They are the "games before the game."
Prior to the Army-Navy football teams squaring off on the gridiron on Saturday, they literally stepped up to a challenge.
Cadets and Midshipmen from West Point and the U.S. Naval Academy took part in the Patriot Games, a series of competitions in physical prowess.
The first event was a relay race on the famed "Rocky Steps" of the Philadelphia Museum of Art. The cadets did a series of push ups and rapid jump roping before sprinting up the steps. One-by-one they took on the challenge to see who could finish first.
This weekend marks the 120th Army-Navy Game weekend. As supporters from both Army and Navy cheered on their respective branches at the relay, they also realized that there's something bigger than the competition itself.
In addition to the relay race, the Patriot Games also consisted of a Leadership Reaction Course at the National Constitution Center, a pull-up challenge and Pep Rally at Liberty Place, tug of war at Battleship New Jersey in Camden, and a Friday night gala at the Pennsylvania Convention Center.
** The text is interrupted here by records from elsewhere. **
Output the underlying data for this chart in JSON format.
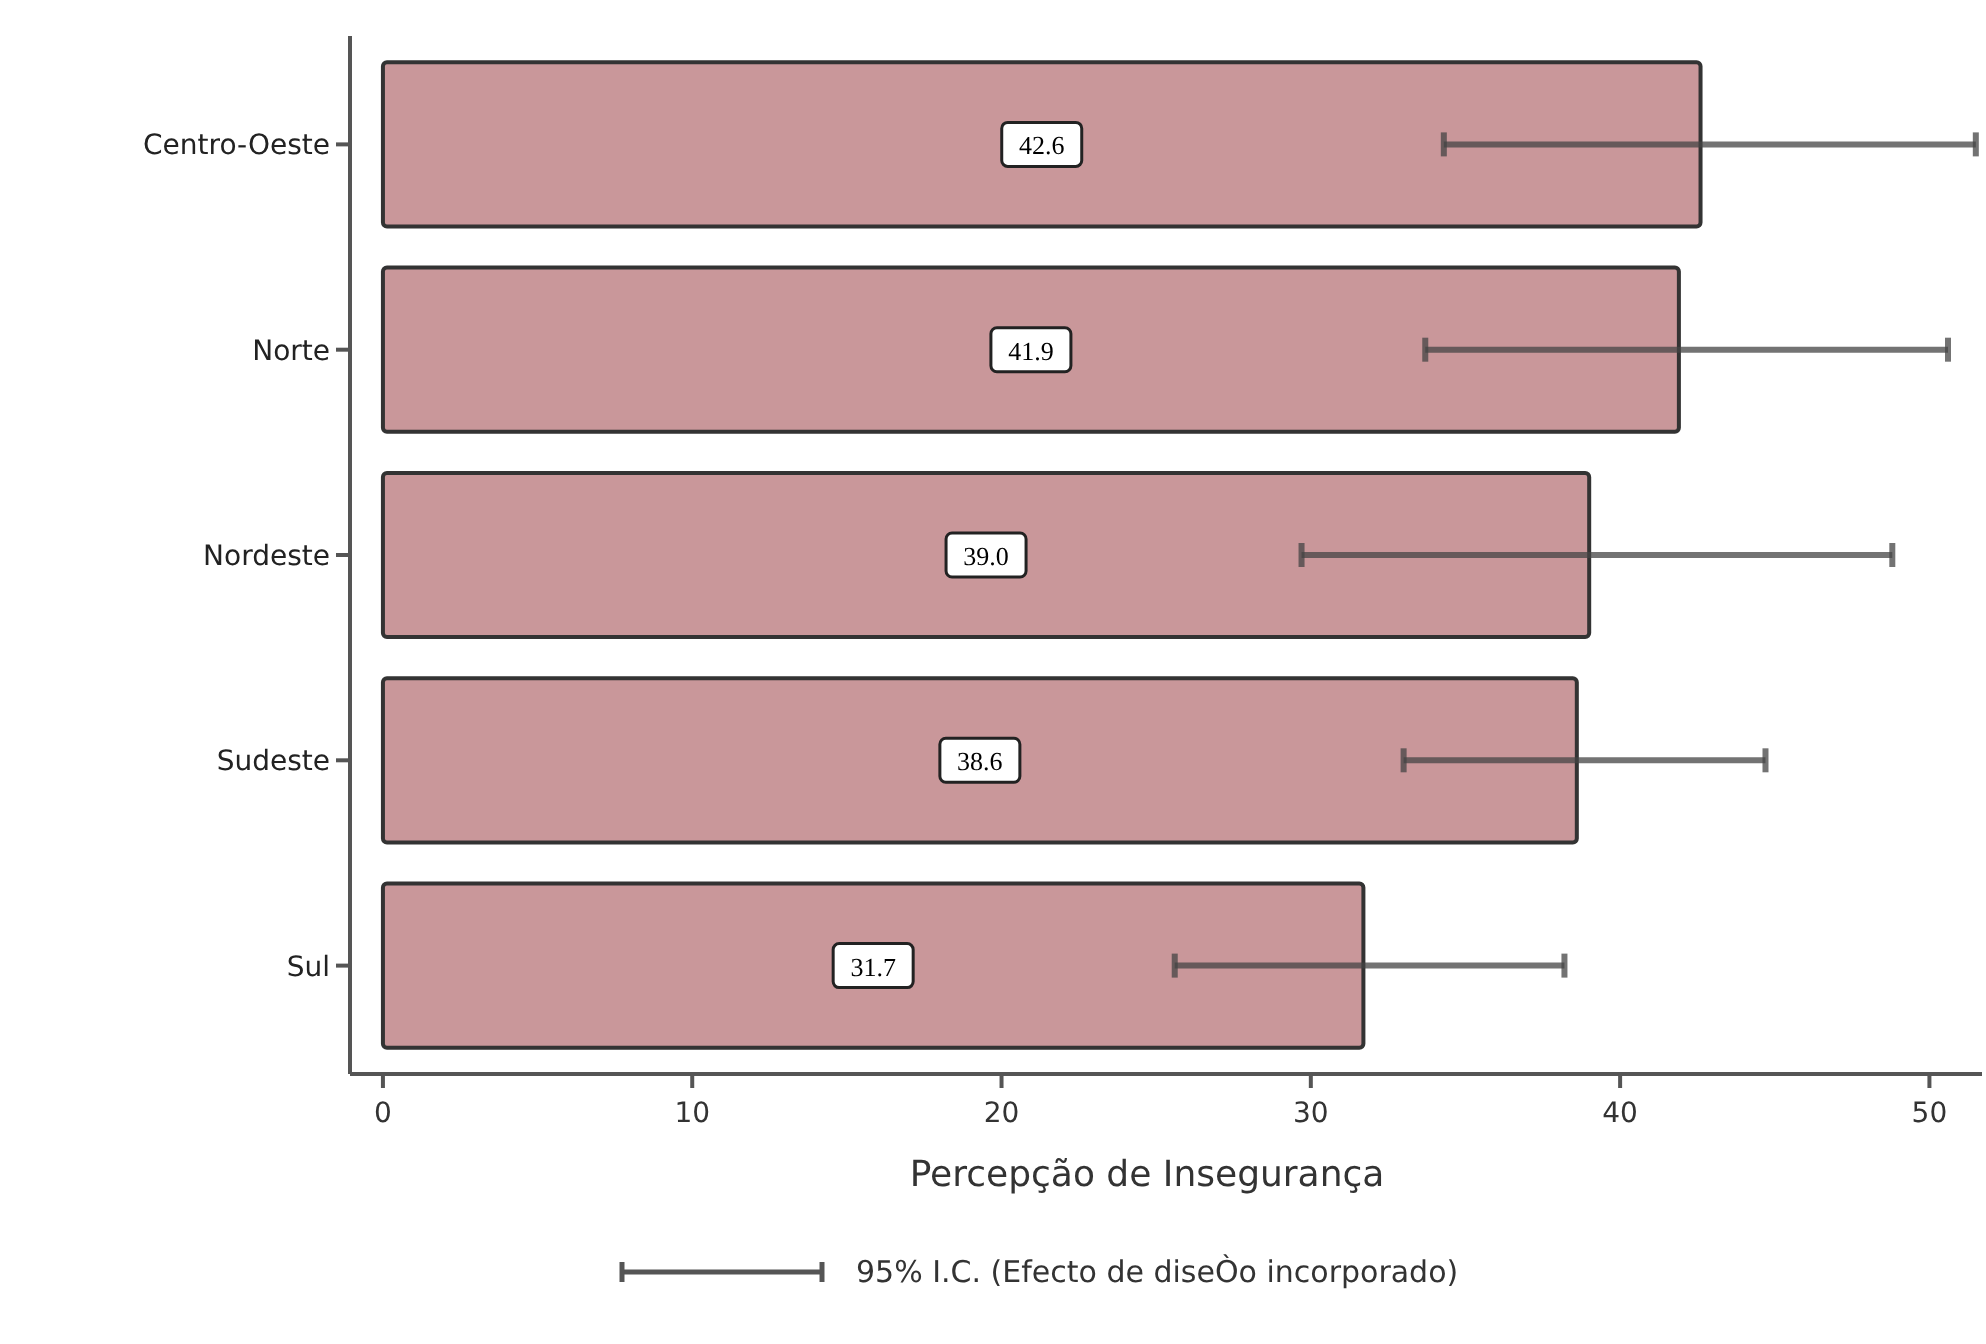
{
  "chart_data": {
    "type": "bar",
    "orientation": "horizontal",
    "xlabel": "Percepção de Insegurança",
    "categories": [
      "Centro-Oeste",
      "Norte",
      "Nordeste",
      "Sudeste",
      "Sul"
    ],
    "values": [
      42.6,
      41.9,
      39.0,
      38.6,
      31.7
    ],
    "color": "#c9979a",
    "errors": [
      [
        34.3,
        51.5
      ],
      [
        33.7,
        50.6
      ],
      [
        29.7,
        48.8
      ],
      [
        33.0,
        44.7
      ],
      [
        25.6,
        38.2
      ]
    ],
    "value_labels": [
      "42.6",
      "41.9",
      "39.0",
      "38.6",
      "31.7"
    ],
    "xlim": [
      -1,
      51.7
    ],
    "xticks": [
      0,
      10,
      20,
      30,
      40,
      50
    ],
    "annotations": [
      "95% I.C. (Efecto de diseÒo incorporado)"
    ]
  }
}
With people across the country set to watch Saturday's game, the Cadets and Midshipmen appreciate the support that America shows.
"It feels so good to be supported by so many people, and you really feel that when you're competing," said West Point Cadet Fourth Class Savannah Achenbach.
"You get to stand for something bigger than yourself. There's nothing better than that," said Naval Academy Midshipman Fourth Class Tyler Profio.
Lieutenant Eric Kettan, who played five seasons in the NFL, remembers the excitement he felt when he played in the Army-Navy games. He said what's even more special than the athletes' abilities is their commitment to their country.
"You are, technically, one in a million to raise your hand and serve the United States Navy and the Department of Defense," he said. "You are serving this nation."